Arts Alive still taking off after 25 years
A quarter century ago a Sunnyside Elementary teacher saw in students a creativity which was going unrecognized.
Macaulay-Bradt said she started Arts Alive to recognize the abilities of students in performing arts, visual arts and creative writing.
When she started Arts Alive, Macaulay-Bradt said the community was incredibly supportive.
“That’s what makes something go, when there’s a lot of enthusiasm and participation,” the retiree said.
Arts Alive is for Red Wing students in kindergarten through grade 4 and ends with exhibits at various locations plus a show at the Sheldon Theatre. The anniversary show will be on Feb. 21, 2014.
Students can participate in three areas with a limit of two performing arts performances.
Mentoring sessions are also part of the experience to help the students fine-tune their works.
Macaulay-Bradt said Arts Alive has changed some since it started but the general idea remains the same.
The idea is for everyone to know they are someone special, she said.
Arts Alive director Emily Christianson started Wednesday’s assembly dressed in a silver astronaut costume to help celebrate the silver anniversary.
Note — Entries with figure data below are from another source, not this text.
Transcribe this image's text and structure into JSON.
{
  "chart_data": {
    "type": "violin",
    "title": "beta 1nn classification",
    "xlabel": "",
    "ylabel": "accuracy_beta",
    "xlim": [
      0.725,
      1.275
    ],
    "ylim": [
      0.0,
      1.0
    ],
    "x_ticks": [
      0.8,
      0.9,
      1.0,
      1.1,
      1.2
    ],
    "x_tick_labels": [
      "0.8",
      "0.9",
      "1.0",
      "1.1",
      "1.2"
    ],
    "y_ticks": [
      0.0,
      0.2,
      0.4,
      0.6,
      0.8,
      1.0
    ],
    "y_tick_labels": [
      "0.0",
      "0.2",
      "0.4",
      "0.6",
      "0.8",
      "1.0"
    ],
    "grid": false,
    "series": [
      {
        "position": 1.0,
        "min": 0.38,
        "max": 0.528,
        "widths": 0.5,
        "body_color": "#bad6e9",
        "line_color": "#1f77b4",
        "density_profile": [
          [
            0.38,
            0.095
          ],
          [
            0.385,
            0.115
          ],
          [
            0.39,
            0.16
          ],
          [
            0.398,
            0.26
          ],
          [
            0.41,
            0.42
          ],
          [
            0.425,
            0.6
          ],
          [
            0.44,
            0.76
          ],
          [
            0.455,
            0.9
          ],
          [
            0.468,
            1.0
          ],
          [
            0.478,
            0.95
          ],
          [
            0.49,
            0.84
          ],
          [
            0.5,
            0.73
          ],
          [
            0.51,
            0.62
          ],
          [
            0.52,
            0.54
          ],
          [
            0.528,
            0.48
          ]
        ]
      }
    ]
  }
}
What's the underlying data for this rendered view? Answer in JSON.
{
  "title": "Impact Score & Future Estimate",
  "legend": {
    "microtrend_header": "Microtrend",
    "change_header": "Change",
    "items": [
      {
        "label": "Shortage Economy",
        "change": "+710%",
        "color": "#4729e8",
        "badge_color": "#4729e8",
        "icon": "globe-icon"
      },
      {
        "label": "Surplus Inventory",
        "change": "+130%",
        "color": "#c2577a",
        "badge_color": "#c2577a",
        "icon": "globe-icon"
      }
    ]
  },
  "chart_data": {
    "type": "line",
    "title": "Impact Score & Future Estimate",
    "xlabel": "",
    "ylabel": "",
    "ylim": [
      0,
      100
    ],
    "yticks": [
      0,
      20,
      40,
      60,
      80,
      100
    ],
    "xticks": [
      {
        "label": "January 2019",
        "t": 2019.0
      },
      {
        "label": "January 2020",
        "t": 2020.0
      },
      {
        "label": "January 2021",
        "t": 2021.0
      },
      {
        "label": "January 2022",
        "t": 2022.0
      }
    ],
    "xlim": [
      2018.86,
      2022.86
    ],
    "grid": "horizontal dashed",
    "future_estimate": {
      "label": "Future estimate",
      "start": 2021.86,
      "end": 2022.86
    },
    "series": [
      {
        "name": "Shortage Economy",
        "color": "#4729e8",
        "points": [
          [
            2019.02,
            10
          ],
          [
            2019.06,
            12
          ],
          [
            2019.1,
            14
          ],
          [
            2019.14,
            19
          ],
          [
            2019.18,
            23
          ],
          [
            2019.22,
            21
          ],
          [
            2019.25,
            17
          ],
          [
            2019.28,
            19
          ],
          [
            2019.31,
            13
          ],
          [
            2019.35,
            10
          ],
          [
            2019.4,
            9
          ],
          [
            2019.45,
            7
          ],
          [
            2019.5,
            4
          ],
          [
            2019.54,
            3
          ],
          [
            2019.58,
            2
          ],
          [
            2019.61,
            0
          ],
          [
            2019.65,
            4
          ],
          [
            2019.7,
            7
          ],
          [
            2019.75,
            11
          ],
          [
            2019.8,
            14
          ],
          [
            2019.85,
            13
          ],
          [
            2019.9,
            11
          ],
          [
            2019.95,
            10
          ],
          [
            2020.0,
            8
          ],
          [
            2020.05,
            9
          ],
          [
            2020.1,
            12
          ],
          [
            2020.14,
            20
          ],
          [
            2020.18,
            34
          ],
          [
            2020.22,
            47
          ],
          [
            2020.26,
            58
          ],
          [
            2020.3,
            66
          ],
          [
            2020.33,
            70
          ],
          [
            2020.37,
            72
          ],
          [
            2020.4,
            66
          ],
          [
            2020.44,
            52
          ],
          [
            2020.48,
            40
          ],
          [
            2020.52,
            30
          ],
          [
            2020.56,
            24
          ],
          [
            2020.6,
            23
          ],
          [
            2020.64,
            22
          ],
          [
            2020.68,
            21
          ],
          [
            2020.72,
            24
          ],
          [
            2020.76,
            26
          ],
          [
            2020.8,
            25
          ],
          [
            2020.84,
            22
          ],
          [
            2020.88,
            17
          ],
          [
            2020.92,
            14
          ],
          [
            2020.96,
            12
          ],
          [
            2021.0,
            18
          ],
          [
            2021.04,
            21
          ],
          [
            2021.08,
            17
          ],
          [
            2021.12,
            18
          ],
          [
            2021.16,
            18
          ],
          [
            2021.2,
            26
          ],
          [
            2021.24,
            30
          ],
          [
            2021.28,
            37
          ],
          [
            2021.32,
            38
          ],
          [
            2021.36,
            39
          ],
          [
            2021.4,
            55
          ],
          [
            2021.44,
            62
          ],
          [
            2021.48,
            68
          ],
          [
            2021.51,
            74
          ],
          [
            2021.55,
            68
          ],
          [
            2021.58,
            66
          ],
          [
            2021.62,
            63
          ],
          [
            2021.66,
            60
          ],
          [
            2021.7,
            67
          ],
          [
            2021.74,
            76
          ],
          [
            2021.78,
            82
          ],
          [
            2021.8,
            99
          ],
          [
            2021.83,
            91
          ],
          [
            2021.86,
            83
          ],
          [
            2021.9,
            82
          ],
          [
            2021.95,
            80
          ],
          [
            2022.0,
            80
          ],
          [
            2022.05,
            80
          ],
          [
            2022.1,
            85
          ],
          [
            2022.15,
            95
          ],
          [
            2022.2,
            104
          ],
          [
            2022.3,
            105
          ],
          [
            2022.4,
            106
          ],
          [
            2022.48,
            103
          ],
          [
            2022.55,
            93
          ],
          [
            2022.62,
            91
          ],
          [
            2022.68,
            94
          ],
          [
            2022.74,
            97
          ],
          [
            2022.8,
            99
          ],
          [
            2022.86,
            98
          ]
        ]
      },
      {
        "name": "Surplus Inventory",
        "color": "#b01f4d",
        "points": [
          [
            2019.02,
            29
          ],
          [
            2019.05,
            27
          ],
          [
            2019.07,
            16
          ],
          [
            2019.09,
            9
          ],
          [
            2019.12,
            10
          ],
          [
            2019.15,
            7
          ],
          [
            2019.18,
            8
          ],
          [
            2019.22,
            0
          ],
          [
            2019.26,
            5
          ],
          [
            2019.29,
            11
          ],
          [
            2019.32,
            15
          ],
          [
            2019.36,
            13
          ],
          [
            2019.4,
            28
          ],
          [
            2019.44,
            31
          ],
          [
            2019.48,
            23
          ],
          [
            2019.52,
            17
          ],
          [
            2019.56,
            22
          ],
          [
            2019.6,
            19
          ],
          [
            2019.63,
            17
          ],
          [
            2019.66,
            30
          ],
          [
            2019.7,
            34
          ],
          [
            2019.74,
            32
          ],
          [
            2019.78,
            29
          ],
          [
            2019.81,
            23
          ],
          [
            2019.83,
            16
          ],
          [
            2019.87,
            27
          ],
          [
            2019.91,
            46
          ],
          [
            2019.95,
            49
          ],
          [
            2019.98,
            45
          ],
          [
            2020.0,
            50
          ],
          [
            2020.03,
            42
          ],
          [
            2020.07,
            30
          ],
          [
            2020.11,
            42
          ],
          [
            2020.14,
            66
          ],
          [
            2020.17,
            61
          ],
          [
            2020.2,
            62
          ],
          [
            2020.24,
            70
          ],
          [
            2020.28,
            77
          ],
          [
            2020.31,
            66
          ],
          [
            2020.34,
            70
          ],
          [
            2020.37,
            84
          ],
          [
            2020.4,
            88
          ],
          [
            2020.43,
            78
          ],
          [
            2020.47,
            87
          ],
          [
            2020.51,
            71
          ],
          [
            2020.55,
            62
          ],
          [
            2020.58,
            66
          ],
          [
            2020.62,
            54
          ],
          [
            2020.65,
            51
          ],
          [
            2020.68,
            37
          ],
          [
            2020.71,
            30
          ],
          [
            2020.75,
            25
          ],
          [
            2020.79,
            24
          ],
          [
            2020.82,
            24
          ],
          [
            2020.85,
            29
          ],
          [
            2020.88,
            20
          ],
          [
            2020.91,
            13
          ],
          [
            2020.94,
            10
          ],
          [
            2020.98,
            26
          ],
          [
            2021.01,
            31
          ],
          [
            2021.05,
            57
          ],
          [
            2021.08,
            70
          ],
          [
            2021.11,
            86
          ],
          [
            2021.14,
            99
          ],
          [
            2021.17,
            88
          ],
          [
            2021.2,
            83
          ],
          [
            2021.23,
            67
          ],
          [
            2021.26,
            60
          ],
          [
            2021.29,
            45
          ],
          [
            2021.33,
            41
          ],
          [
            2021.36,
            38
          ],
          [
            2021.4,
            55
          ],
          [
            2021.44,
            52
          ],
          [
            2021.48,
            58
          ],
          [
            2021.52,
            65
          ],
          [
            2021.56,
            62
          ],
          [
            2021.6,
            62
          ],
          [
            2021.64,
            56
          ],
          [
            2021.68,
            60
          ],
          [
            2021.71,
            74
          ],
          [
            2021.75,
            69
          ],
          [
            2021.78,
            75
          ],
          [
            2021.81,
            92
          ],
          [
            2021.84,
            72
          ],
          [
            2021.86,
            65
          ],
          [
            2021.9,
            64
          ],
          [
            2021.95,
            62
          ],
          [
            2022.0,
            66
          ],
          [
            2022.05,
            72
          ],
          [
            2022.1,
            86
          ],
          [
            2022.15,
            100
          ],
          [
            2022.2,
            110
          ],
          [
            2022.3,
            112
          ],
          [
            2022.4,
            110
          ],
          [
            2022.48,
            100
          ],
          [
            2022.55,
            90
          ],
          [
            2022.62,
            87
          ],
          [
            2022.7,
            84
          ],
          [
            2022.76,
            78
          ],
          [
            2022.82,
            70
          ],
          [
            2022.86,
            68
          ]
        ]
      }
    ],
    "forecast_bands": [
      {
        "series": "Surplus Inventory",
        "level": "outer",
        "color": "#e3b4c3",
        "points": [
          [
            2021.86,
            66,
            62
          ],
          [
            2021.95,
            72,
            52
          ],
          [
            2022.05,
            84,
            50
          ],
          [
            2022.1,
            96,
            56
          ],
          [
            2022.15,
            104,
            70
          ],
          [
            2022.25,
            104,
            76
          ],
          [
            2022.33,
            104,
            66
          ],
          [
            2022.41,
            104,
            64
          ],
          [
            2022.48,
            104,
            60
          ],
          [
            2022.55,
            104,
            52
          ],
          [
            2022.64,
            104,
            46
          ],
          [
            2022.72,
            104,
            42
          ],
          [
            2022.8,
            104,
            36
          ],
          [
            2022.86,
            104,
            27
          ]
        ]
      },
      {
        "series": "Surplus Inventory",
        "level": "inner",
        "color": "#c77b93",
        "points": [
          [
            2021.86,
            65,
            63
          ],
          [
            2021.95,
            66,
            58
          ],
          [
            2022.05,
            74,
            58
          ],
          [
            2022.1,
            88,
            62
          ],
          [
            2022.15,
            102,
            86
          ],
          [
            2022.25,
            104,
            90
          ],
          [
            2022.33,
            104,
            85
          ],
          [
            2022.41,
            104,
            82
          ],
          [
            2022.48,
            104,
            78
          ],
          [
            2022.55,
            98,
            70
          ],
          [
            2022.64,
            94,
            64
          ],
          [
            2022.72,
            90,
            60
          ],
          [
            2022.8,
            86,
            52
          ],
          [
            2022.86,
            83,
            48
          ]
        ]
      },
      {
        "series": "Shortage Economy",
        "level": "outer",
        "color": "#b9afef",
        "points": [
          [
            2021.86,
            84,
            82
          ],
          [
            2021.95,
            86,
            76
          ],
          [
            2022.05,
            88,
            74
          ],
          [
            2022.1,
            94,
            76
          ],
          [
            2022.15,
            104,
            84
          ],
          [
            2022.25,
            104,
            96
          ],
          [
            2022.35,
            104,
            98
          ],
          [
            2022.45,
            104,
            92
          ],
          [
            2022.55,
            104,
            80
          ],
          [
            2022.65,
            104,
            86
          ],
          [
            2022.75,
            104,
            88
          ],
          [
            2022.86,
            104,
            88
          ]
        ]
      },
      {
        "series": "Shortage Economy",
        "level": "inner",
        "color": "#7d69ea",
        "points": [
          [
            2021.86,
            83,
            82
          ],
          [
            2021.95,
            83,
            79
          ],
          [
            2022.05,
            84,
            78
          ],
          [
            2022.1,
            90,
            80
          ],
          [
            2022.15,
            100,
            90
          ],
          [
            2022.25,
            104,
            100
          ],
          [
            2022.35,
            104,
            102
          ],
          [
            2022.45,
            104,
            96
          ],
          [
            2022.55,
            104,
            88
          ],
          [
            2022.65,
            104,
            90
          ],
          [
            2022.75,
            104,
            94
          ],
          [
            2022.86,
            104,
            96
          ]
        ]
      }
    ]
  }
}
Students who participated in Arts Alive last year performed to show their fellow students what the program is all about.
Macaulay-Bradt sang and danced as part of the show, and Christianson joined in as well.
Macaulay-Bradt said one of the reasons she started Arts Alive was to help the children see themselves in a positive way. After all these years, Macaulay-Bradt said she looks back on her years with Arts Alive fondly.
“Just the inspiration I got from the children was payment enough for me,” she said. “It was the most invigorating thing I think I’ve ever done.”